Guolian Minsheng Securities released a research report indicating that the bank-insurance channel is expected to become a significant driver of premium and NBV growth for the life insurance industry by 2026, with leading companies likely to expand their advantages. Supported by strong household demand for stable-yield financial products, banks' focus on intermediary income contributions, and the continued deepening of the "unified reporting and execution" policy in the bank-insurance channel, new premium income and NBV margins via this channel are projected to remain stable or improve. This trend is anticipated to support positive NBV growth for bank-insurance operations. Leading insurers, benefiting from more diverse product offerings and superior services, are expected to gain customer preference. Consequently, banks are inclined to strengthen cooperation with top-tier insurance firms. The securities firm forecasts that leading insurers will continue to increase their market share within the bank-insurance channel.

Key viewpoints from Guolian Minsheng Securities are as follows:

Strong demand for household deposit reallocation is driving new premium growth through the bank-insurance channel. Influenced by factors such as low household risk appetite, the maturity of substantial household deposits, and continuously declining bank deposit interest rates, some individuals may shift their funds from deposits to insurance products. Currently popular participating insurance products in the industry offer relatively higher yields and lower volatility, aligning well with bank customers' needs for stable asset allocation. As insurers continue to enhance cooperation with bank branches, participating insurance products are expected to further attract households' reallocated savings.

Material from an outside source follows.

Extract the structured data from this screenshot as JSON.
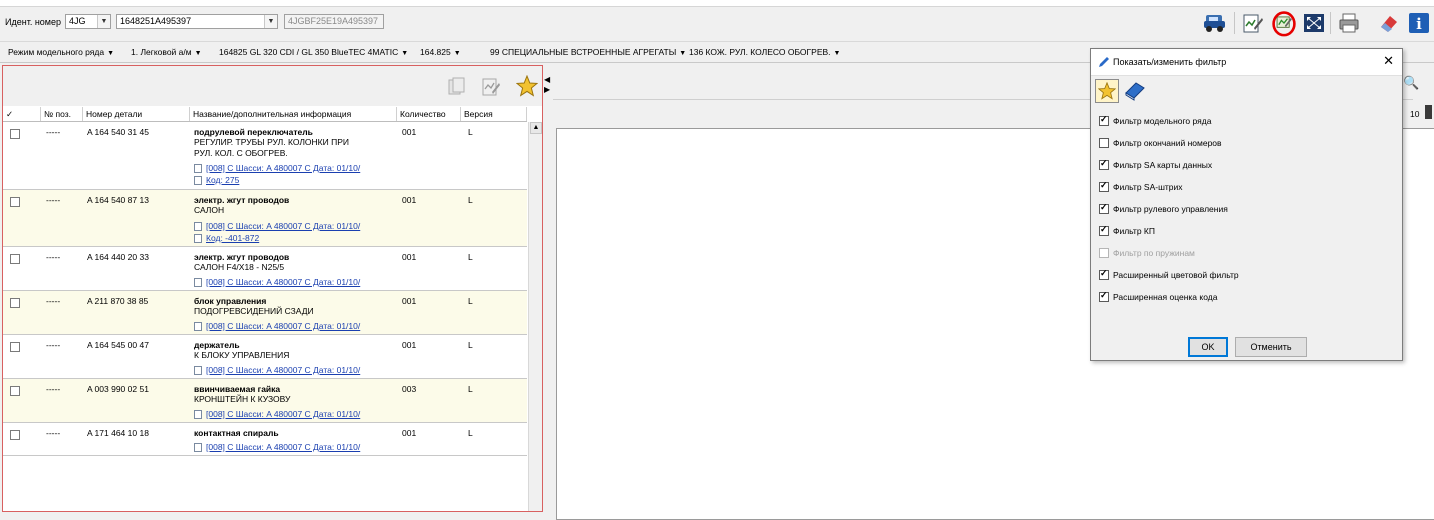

Narrowing net interest margins and intensified competition are increasing banks' emphasis on intermediary income and insurance service enhancements. Banks currently face challenges including compressed net interest margins and heightened competition in wealth management services. There is an urgent need to boost competitiveness by vigorously developing non-interest income businesses and improving product supply and comprehensive service capabilities. Regarding non-interest businesses, the intermediary income generated from distributing products like insurance is becoming increasingly important for banks to expand non-interest revenue scales and diversify income sources. Concerning product supply and comprehensive service capabilities, savings-oriented and protection-oriented insurance products, along with services such as health management and retirement communities provided by insurers, can help banks better serve their customers.

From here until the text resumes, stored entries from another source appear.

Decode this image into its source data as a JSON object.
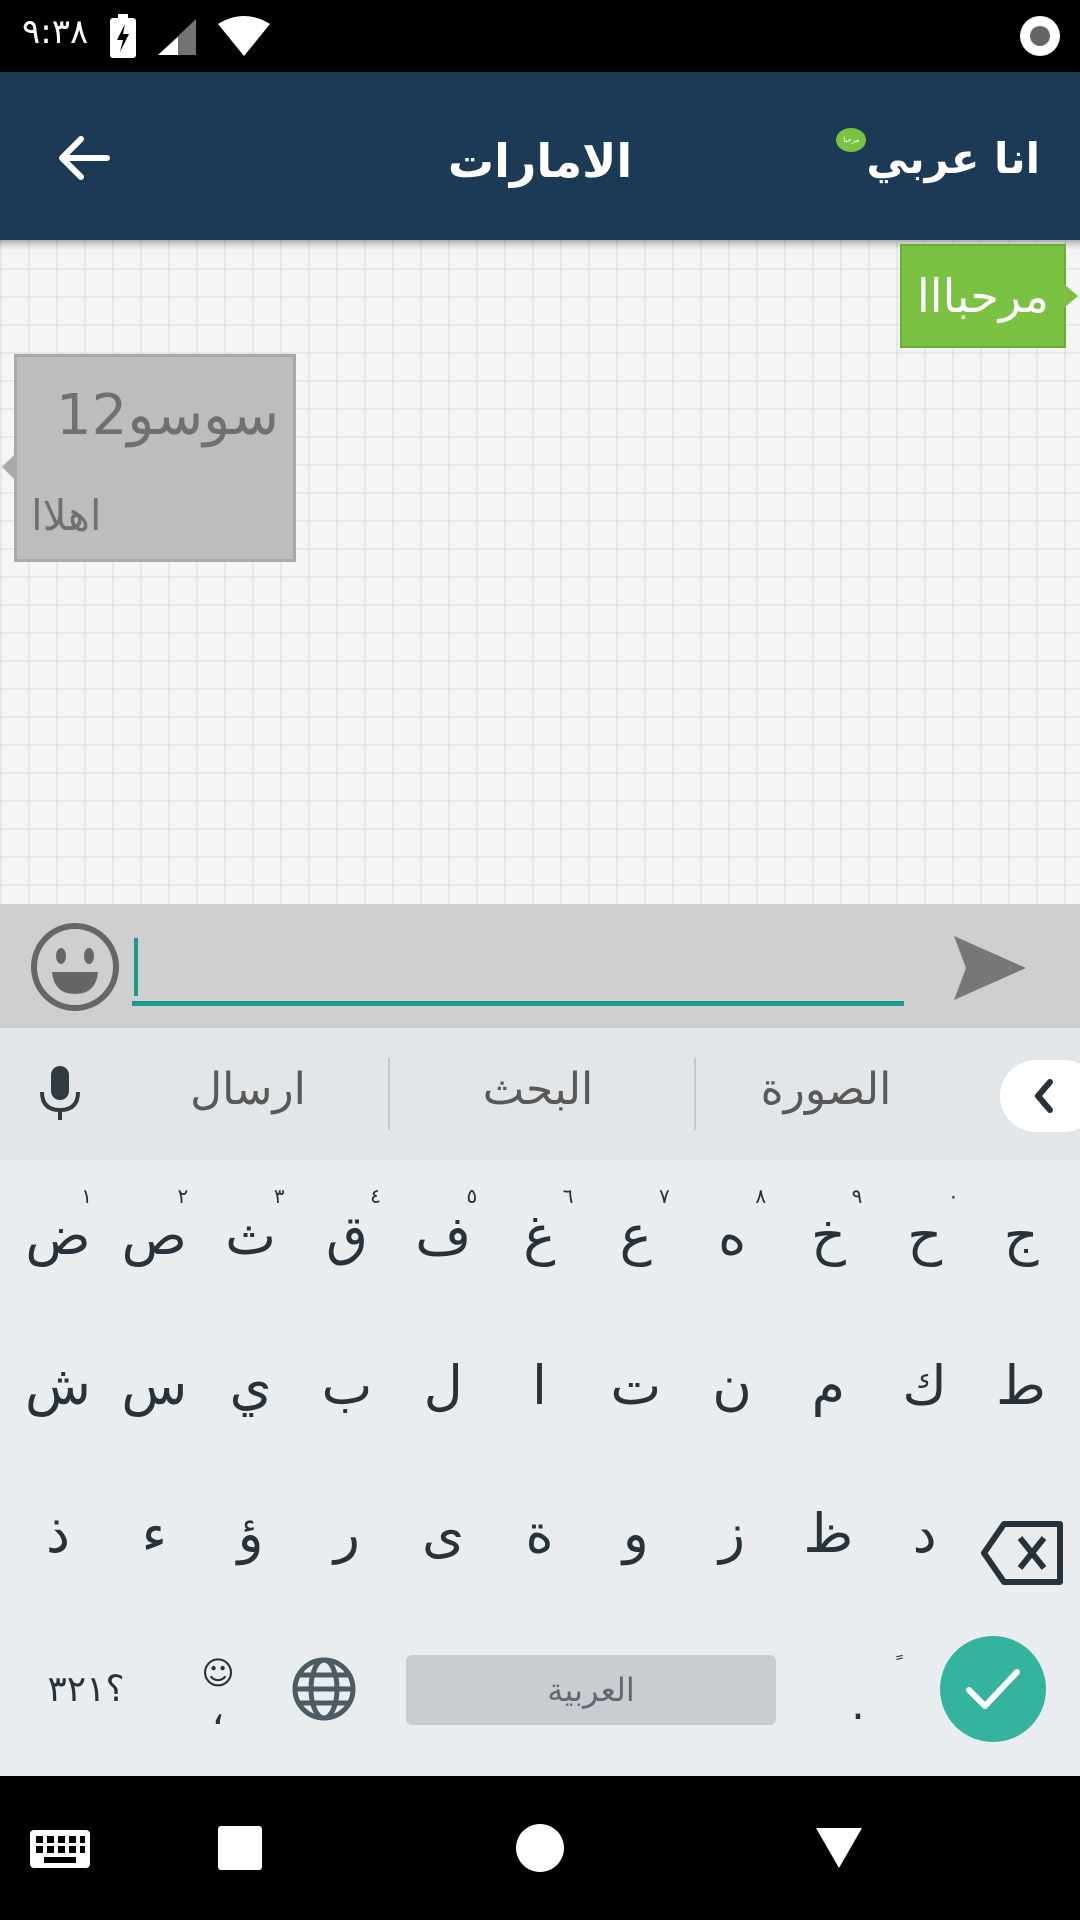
{
  "status_bar": {
    "time": "٩:٣٨"
  },
  "app_bar": {
    "title": "الامارات",
    "brand": "انا عربي",
    "brand_badge": "مرحبا"
  },
  "messages": {
    "outgoing": {
      "text": "مرحبااا"
    },
    "incoming": {
      "sender": "سوسو12",
      "text": "اهلاا"
    }
  },
  "input": {
    "value": "",
    "placeholder": ""
  },
  "keyboard": {
    "suggestions": [
      "ارسال",
      "البحث",
      "الصورة"
    ],
    "row1": [
      {
        "k": "ض",
        "h": "١"
      },
      {
        "k": "ص",
        "h": "٢"
      },
      {
        "k": "ث",
        "h": "٣"
      },
      {
        "k": "ق",
        "h": "٤"
      },
      {
        "k": "ف",
        "h": "٥"
      },
      {
        "k": "غ",
        "h": "٦"
      },
      {
        "k": "ع",
        "h": "٧"
      },
      {
        "k": "ه",
        "h": "٨"
      },
      {
        "k": "خ",
        "h": "٩"
      },
      {
        "k": "ح",
        "h": "٠"
      },
      {
        "k": "ج",
        "h": ""
      }
    ],
    "row2": [
      "ش",
      "س",
      "ي",
      "ب",
      "ل",
      "ا",
      "ت",
      "ن",
      "م",
      "ك",
      "ط"
    ],
    "row3": [
      "ذ",
      "ء",
      "ؤ",
      "ر",
      "ى",
      "ة",
      "و",
      "ز",
      "ظ",
      "د"
    ],
    "symbols_key": "؟٣٢١",
    "comma_key": "،",
    "period_key": ".",
    "space_label": "العربية"
  },
  "colors": {
    "app_bar": "#1c3a55",
    "outgoing_bubble": "#7cc242",
    "accent": "#1a9b8c",
    "enter": "#34b39e"
  },
  "icons": [
    "back-arrow-icon",
    "emoji-icon",
    "send-icon",
    "mic-icon",
    "chevron-left-icon",
    "backspace-icon",
    "globe-icon",
    "check-icon"
  ]
}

Insurers with deep roots in the bank-insurance channel and leading layouts in health and retirement ecosystems are expected to increase their share within this channel. Driven by factors such as the "unified reporting and execution" policy reducing channel expense ratios and regulatory easing of the "one bank to three insurers" cooperation restriction, fee competition in the bank-insurance channel is becoming more rational. In this context, small and medium-sized insurers find it difficult to compete for premium market share by heavily investing in expenses. In contrast, leading insurers, leveraging advantages such as brand value and comprehensive service capabilities, are likely to gain favor from both customers and banks, enabling them to stand out in the bank-insurance market competition.

Risk warnings include intensified industry competition, economic recovery falling short of expectations, declining long-term interest rates, significant changes in regulatory policies, weak customer demand, and potential deviations in estimates.